Although the crash phone is just one of many airport communications systems, it is perhaps its most important piece of emergency equipment. In the event of an emergency, air traffic control personnel in the tower simply pick up the phone and are connected instantly with a combination of first responders and airport operations staff. A crash phone operates like a conference call, but in reverse. Instead of different parties calling in to a single point, a single call simultaneously goes out to a number of recipients.
Shocking as it might sound, many airports in the US still rely on old, analog systems built around aging hardware, leased telephone lines and third-party providers. These systems are prone to faults and service suspensions and little can be done to improve the availability of spares for almost obsolete technology.
When Orlando’s Sanford International Airport was confronted with recurring failures of its own crash phone system they chose to replace it with one that leveraged unified communications software running over a redundant fiber network. By re-using much of its existing network system, the airport was able to dispense with its expensive leased line and third-party services and bring online a state-of-the-art IP crash phone system that delivered advanced capabilities and guaranteed availability.

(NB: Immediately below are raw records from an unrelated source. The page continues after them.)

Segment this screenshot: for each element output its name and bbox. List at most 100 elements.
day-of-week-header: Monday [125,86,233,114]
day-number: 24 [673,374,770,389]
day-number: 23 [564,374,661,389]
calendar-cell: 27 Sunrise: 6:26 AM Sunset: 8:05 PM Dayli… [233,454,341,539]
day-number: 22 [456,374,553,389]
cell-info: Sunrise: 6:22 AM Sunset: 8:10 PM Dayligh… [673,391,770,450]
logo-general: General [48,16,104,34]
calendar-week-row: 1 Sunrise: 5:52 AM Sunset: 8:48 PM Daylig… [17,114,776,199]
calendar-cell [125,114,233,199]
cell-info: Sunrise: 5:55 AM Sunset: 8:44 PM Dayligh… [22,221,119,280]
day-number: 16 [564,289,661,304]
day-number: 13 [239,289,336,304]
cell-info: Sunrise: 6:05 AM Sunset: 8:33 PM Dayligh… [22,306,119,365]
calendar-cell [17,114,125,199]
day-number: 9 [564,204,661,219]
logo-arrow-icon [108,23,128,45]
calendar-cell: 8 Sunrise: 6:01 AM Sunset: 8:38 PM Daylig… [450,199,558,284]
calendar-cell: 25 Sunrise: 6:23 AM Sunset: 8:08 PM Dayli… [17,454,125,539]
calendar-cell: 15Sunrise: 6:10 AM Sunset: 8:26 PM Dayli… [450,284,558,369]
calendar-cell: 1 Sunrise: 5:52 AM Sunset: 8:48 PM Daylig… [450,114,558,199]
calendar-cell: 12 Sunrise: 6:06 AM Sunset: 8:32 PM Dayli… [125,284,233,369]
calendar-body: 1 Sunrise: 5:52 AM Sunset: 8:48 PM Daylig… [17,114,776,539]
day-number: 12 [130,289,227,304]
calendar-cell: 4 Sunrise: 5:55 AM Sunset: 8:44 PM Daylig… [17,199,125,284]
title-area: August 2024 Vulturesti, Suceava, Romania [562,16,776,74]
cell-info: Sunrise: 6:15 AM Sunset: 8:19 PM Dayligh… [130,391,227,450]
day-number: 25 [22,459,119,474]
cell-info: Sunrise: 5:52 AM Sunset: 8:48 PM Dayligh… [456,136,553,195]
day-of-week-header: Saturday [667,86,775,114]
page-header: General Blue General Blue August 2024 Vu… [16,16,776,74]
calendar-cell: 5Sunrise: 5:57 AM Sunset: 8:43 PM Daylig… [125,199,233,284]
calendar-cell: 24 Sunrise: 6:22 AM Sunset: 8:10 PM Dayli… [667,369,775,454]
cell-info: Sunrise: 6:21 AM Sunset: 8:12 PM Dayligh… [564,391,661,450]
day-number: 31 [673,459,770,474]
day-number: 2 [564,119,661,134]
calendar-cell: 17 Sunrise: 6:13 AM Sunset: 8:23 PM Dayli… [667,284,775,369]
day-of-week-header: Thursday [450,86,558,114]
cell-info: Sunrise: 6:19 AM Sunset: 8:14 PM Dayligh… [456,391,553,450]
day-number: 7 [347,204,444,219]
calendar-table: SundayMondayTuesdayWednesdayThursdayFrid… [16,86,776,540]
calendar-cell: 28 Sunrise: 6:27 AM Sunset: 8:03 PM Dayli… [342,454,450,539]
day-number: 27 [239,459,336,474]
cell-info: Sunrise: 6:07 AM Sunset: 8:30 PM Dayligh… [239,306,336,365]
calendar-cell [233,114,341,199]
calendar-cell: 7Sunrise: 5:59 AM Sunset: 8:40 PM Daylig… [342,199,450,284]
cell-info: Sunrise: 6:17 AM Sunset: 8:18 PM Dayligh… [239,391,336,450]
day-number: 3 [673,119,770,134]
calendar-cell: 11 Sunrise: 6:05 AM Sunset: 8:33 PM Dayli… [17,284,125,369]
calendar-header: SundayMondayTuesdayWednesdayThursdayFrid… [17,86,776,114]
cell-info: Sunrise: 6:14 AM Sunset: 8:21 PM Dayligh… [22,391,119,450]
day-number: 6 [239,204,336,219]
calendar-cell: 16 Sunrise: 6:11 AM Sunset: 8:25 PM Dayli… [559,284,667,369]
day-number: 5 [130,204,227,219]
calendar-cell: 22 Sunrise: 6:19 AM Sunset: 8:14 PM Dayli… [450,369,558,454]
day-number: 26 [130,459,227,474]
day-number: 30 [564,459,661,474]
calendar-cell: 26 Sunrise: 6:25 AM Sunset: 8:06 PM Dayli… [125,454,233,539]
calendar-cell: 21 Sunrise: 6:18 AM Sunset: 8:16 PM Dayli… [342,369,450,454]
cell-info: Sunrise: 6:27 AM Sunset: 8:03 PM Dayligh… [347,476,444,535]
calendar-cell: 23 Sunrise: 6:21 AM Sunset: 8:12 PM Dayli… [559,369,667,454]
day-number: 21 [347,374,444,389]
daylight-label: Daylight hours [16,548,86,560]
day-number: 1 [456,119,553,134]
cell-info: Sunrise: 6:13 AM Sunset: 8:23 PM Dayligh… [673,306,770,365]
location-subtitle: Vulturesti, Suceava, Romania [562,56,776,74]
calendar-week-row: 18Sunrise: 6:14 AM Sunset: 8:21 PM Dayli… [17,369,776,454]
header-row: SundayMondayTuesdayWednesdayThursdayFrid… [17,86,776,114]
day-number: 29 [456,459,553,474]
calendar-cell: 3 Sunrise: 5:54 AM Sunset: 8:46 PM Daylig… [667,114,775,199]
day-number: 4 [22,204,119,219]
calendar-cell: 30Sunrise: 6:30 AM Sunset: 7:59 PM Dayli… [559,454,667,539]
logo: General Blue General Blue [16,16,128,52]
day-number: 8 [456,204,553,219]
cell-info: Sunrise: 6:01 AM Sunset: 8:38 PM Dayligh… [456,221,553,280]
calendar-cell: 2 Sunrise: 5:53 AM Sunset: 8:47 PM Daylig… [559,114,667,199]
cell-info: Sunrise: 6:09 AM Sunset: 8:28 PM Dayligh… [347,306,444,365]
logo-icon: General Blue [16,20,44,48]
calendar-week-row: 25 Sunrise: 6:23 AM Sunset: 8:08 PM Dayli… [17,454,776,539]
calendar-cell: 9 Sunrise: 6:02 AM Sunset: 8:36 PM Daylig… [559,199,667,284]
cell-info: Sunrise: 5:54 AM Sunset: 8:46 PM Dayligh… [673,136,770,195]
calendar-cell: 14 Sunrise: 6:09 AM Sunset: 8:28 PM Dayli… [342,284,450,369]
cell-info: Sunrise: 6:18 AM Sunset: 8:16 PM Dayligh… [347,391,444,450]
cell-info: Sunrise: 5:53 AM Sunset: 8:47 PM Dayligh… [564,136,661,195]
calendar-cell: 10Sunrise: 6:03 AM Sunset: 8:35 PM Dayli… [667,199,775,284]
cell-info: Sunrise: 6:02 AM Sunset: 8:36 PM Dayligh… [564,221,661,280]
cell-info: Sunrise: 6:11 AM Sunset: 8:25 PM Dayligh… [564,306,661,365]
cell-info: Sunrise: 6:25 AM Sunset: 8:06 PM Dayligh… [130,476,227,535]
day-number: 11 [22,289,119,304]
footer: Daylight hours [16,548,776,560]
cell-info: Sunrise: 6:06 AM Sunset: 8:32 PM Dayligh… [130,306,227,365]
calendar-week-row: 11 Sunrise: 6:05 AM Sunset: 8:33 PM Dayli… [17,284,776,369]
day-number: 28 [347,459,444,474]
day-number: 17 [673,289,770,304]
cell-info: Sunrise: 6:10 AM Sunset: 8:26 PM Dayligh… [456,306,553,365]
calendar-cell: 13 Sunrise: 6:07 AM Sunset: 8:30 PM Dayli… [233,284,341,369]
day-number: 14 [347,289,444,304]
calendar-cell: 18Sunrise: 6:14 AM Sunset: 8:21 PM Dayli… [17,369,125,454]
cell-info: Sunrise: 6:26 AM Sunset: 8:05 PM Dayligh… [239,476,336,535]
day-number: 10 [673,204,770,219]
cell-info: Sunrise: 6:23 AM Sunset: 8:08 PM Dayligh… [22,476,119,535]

Although airport safety is a major consideration for operators, unified communications software that allows disparate devices to work seamlessly together is also delivering benefit to airport operators in many other ways. Mumbai International Airport, India’s busiest airport with 22.2 million passengers and 470,000 tons of cargo in 2006 has recognized the benefit of making communications pervasive. A major infrastructure overhaul project at the airport will provide extensive network coverage throughout the airport’s terminal buildings and outside maintenance areas. It will also allow the consolidation of the majority of its data, telephony and video systems onto a converged wired and wireless IP-based network.
A key element of the project is unified communications software that enables desktop IP telephones to work as push-to-talk radios. This capability removes a traditional incompatibility barrier, allowing real-time interaction between fixed and mobile workers without the need for radios on office worker’s desktops. New business practices built around a wider and more open communications capability will improve business efficiency and provide a better traveling experience for passengers.
Other major airports and airlines are doing similar things — creating centralized dispatch services for below-the-wing service providers who operate their own, and typically incompatible, communications infrastructures.